Запомни раз и навсегда. Мужчины правят этим миром. Условно, конечно. Недостойные существа в большинстве своем. Они сделают все возможное, чтобы задвинуть на задний план сильную женщину, унизить ее, сделать ее достоинства и таланты чем-то несущественным и не заслуживающим внимания. Им ничего не стоит присвоить себе ее идеи, оставив ее саму в тени. А живой гениальный ум, проявленный в обществе, высмеять и превратить в недостаток. И мы должны прикидываться беспомощными дурочками, чтобы эти слабовольные, мягкотелые, глупые и горделивые самцы всегда чувствовали себя на высоте. Теперь понимаешь? Чтобы выживать в их мире, нам необходимо притворяться, изощряться, крутиться, выдумывать разные уловки, чтобы выцарапать себе право на достойную жизнь.

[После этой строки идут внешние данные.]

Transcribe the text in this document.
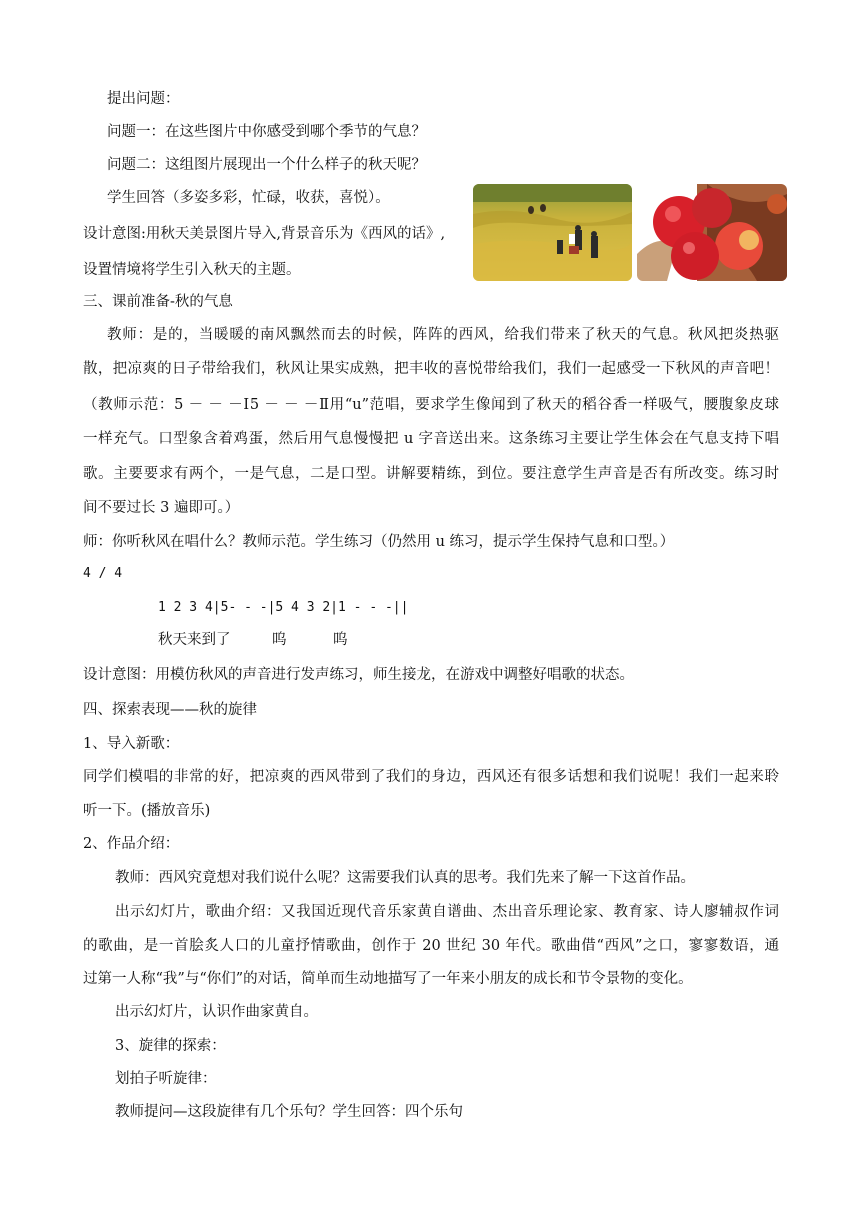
提出问题：
问题一：在这些图片中你感受到哪个季节的气息？
问题二：这组图片展现出一个什么样子的秋天呢？
学生回答（多姿多彩，忙碌，收获，喜悦）。
设计意图:用秋天美景图片导入,背景音乐为《西风的话》,
设置情境将学生引入秋天的主题。
三、课前准备-秋的气息
教师：是的，当暖暖的南风飘然而去的时候，阵阵的西风，给我们带来了秋天的气息。秋风把炎热驱
散，把凉爽的日子带给我们，秋风让果实成熟，把丰收的喜悦带给我们，我们一起感受一下秋风的声音吧！
（教师示范：5 － － －Ⅰ5 － － －Ⅱ用“u”范唱，要求学生像闻到了秋天的稻谷香一样吸气，腰腹象皮球
一样充气。口型象含着鸡蛋，然后用气息慢慢把 u 字音送出来。这条练习主要让学生体会在气息支持下唱
歌。主要要求有两个，一是气息，二是口型。讲解要精练，到位。要注意学生声音是否有所改变。练习时
间不要过长 3 遍即可。）
师：你听秋风在唱什么？教师示范。学生练习（仍然用 u 练习，提示学生保持气息和口型。）
4 / 4
1 2 3 4|5- - -|5 4 3 2|1 - - -||
秋天来到了	呜	呜
设计意图：用模仿秋风的声音进行发声练习，师生接龙，在游戏中调整好唱歌的状态。
四、探索表现——秋的旋律
1、导入新歌：
同学们模唱的非常的好，把凉爽的西风带到了我们的身边，西风还有很多话想和我们说呢！我们一起来聆
听一下。(播放音乐)
2、作品介绍：
教师：西风究竟想对我们说什么呢？这需要我们认真的思考。我们先来了解一下这首作品。
出示幻灯片，歌曲介绍：又我国近现代音乐家黄自谱曲、杰出音乐理论家、教育家、诗人廖辅叔作词
的歌曲，是一首脍炙人口的儿童抒情歌曲，创作于 20 世纪 30 年代。歌曲借“西风”之口，寥寥数语，通
过第一人称“我”与“你们”的对话，简单而生动地描写了一年来小朋友的成长和节令景物的变化。
出示幻灯片，认识作曲家黄自。
3、旋律的探索：
划拍子听旋律：
教师提问—这段旋律有几个乐句？学生回答：四个乐句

О, боже. Как я презираю этих жалких созданий! Всех, кроме одного, который пока еще не разгадан мною. Может быть, на этот раз мне повезет больше, и разочарование не будет для меня столь быстрым и жестоким.

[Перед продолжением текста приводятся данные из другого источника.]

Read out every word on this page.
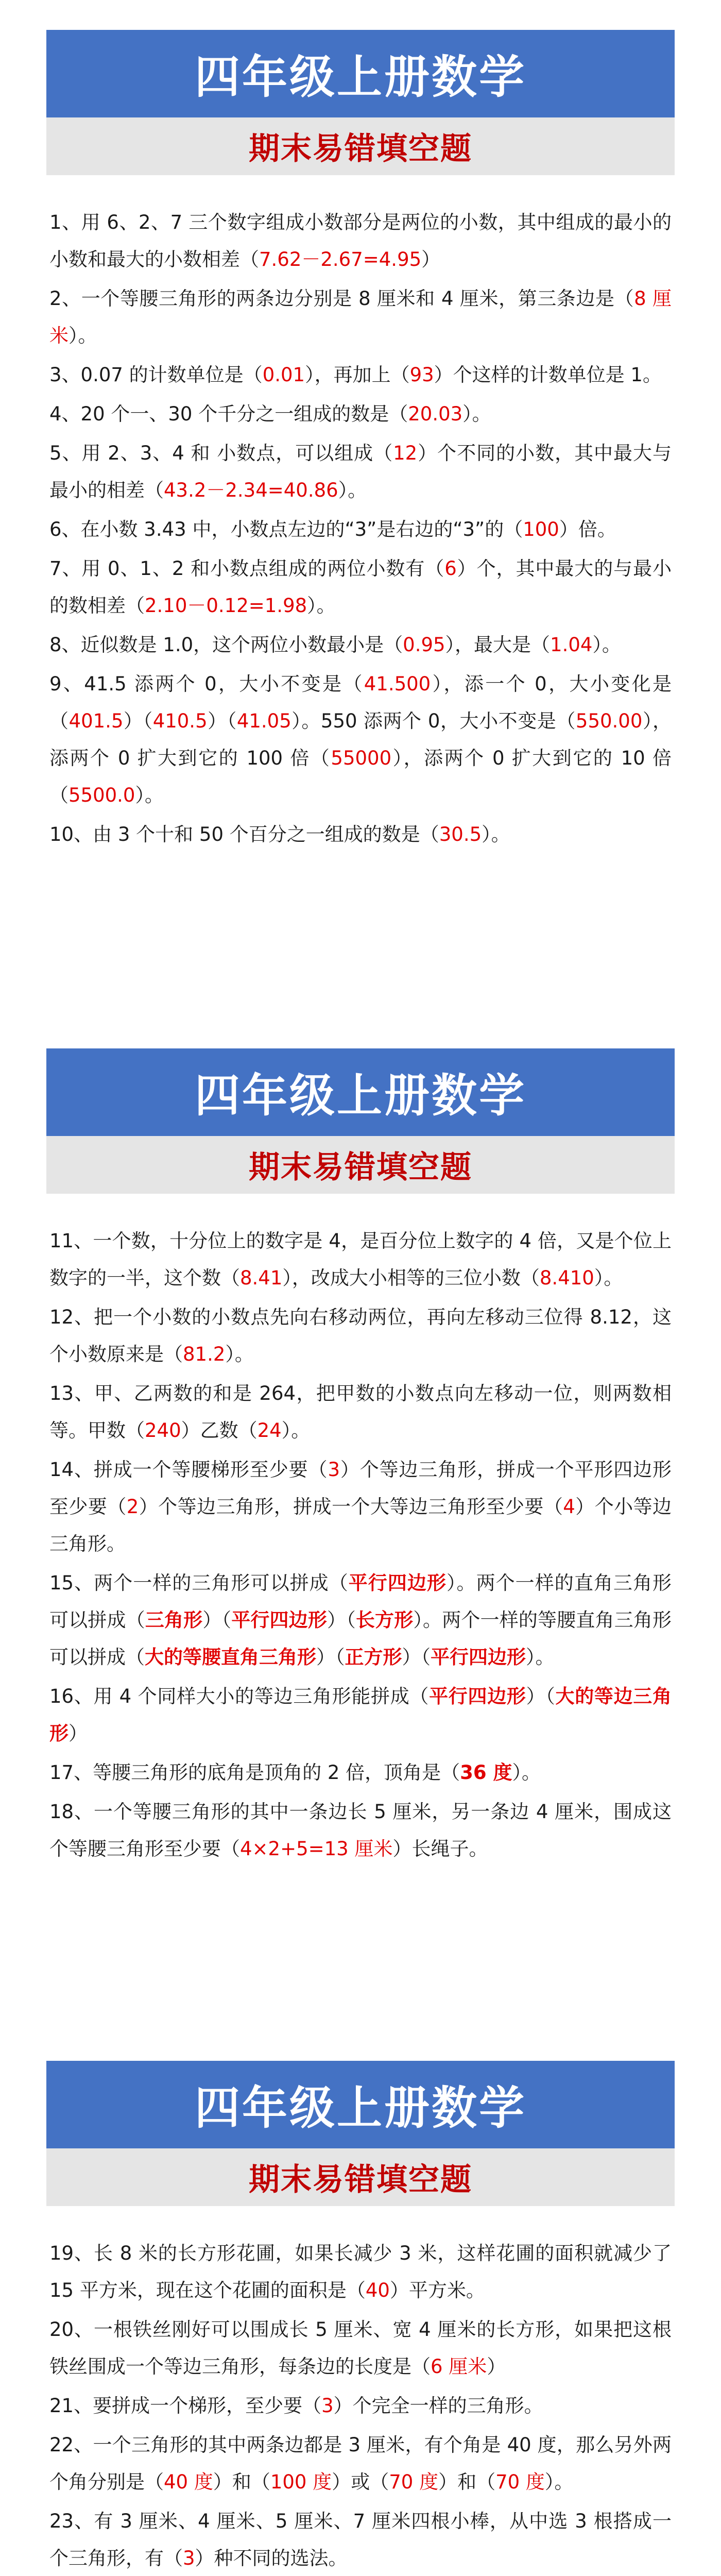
四年级上册数学
期末易错填空题
1、用 6、2、7 三个数字组成小数部分是两位的小数，其中组成的最小的小数和最大的小数相差（7.62－2.67=4.95）
2、一个等腰三角形的两条边分别是 8 厘米和 4 厘米，第三条边是（8 厘米）。
3、0.07 的计数单位是（0.01），再加上（93）个这样的计数单位是 1。
4、20 个一、30 个千分之一组成的数是（20.03）。
5、用 2、3、4 和 小数点，可以组成（12）个不同的小数，其中最大与最小的相差（43.2－2.34=40.86）。
6、在小数 3.43 中，小数点左边的“3”是右边的“3”的（100）倍。
7、用 0、1、2 和小数点组成的两位小数有（6）个，其中最大的与最小的数相差（2.10－0.12=1.98）。
8、近似数是 1.0，这个两位小数最小是（0.95），最大是（1.04）。
9、41.5 添两个 0，大小不变是（41.500），添一个 0，大小变化是（401.5）（410.5）（41.05）。550 添两个 0，大小不变是（550.00），添两个 0 扩大到它的 100 倍（55000），添两个 0 扩大到它的 10 倍（5500.0）。
10、由 3 个十和 50 个百分之一组成的数是（30.5）。
四年级上册数学
期末易错填空题
11、一个数，十分位上的数字是 4，是百分位上数字的 4 倍，又是个位上数字的一半，这个数（8.41），改成大小相等的三位小数（8.410）。
12、把一个小数的小数点先向右移动两位，再向左移动三位得 8.12，这个小数原来是（81.2）。
13、甲、乙两数的和是 264，把甲数的小数点向左移动一位，则两数相等。甲数（240）乙数（24）。
14、拼成一个等腰梯形至少要（3）个等边三角形，拼成一个平形四边形至少要（2）个等边三角形，拼成一个大等边三角形至少要（4）个小等边三角形。
15、两个一样的三角形可以拼成（平行四边形）。两个一样的直角三角形可以拼成（三角形）（平行四边形）（长方形）。两个一样的等腰直角三角形可以拼成（大的等腰直角三角形）（正方形）（平行四边形）。
16、用 4 个同样大小的等边三角形能拼成（平行四边形）（大的等边三角形）
17、等腰三角形的底角是顶角的 2 倍，顶角是（36 度）。
18、一个等腰三角形的其中一条边长 5 厘米，另一条边 4 厘米，围成这个等腰三角形至少要（4×2+5=13 厘米）长绳子。
四年级上册数学
期末易错填空题
19、长 8 米的长方形花圃，如果长减少 3 米，这样花圃的面积就减少了 15 平方米，现在这个花圃的面积是（40）平方米。
20、一根铁丝刚好可以围成长 5 厘米、宽 4 厘米的长方形，如果把这根铁丝围成一个等边三角形，每条边的长度是（6 厘米）
21、要拼成一个梯形，至少要（3）个完全一样的三角形。
22、一个三角形的其中两条边都是 3 厘米，有个角是 40 度，那么另外两个角分别是（40 度）和（100 度）或（70 度）和（70 度）。
23、有 3 厘米、4 厘米、5 厘米、7 厘米四根小棒，从中选 3 根搭成一个三角形，有（3）种不同的选法。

Ждать счастья — это как дразнить дьявола. Не стоит ждать милостей судьбы. Ты должна взять их сама.

Первое правило успешных женщин — не пытайся соперничать с мужчинами и доказывать им, что ты в чем-то талантливее и умнее. Если можешь выжать из них как можно больше выгод для себя — делай это молча, улыбайся, ненавидь в душе, но не показывай этого, почувствуй себя тайно отомщенной, пусть думают, что это они управляют всем, а на самом деле они пешки в твоей игре.

Что бы они делали без меня? Трудиться никто не любит. Другое дело — творить темные делишки чужими руками, чтоб самим не запачкаться. И я знаю, что при первой же осечке они меня сдадут, и никто из них не придет мне на помощь, отплатив черной неблагодарностью. Ни один подонок не впишется за меня.

Сколько раз мужчины предавали меня, лишь один положил свою жизнь и веру на жертвенный алтарь ради моего счастья, и его смерть единственная, в которой я раскаиваюсь, отчасти считая себя виновной в ней. Он был почти таким же юным, как я, и, может, это к лучшему, что он не успел погрязнуть в грехах и измазаться в нечистотах этого мира.

Остальные же… все, как один, образцы неудачного творения Создателя.

Его Высокопреосвященство кардинал Ришелье... Бога ради! Не делай такое благоговейное лицо! Ты только послушай… Ох, и мерзок же кардиналишка! Так мерзок, что даже имя его произносить противно. Изображает из себя теневого государственного правителя, мастера политических интриг, а потом просит меня наряжаться в платье пастушки и хлестать его плеткой по голым ягодицам. Представляешь? По этим рыхлым, дряблым ягодицам! До чего же отвратительные у него ягодицы! Скажи, ну разве может великая личность предаваться столь недостойно подобным плотским утехам? Знаешь, у меня за корсажем всегда припрятан острый кинжал, и иногда в такие моменты я едва сдерживаюсь от дикого желания засадить его по самую рукоять в ягодицы кардинала. Останавливает меня лишь трезвый расчет и понимание, что он мне еще нужен.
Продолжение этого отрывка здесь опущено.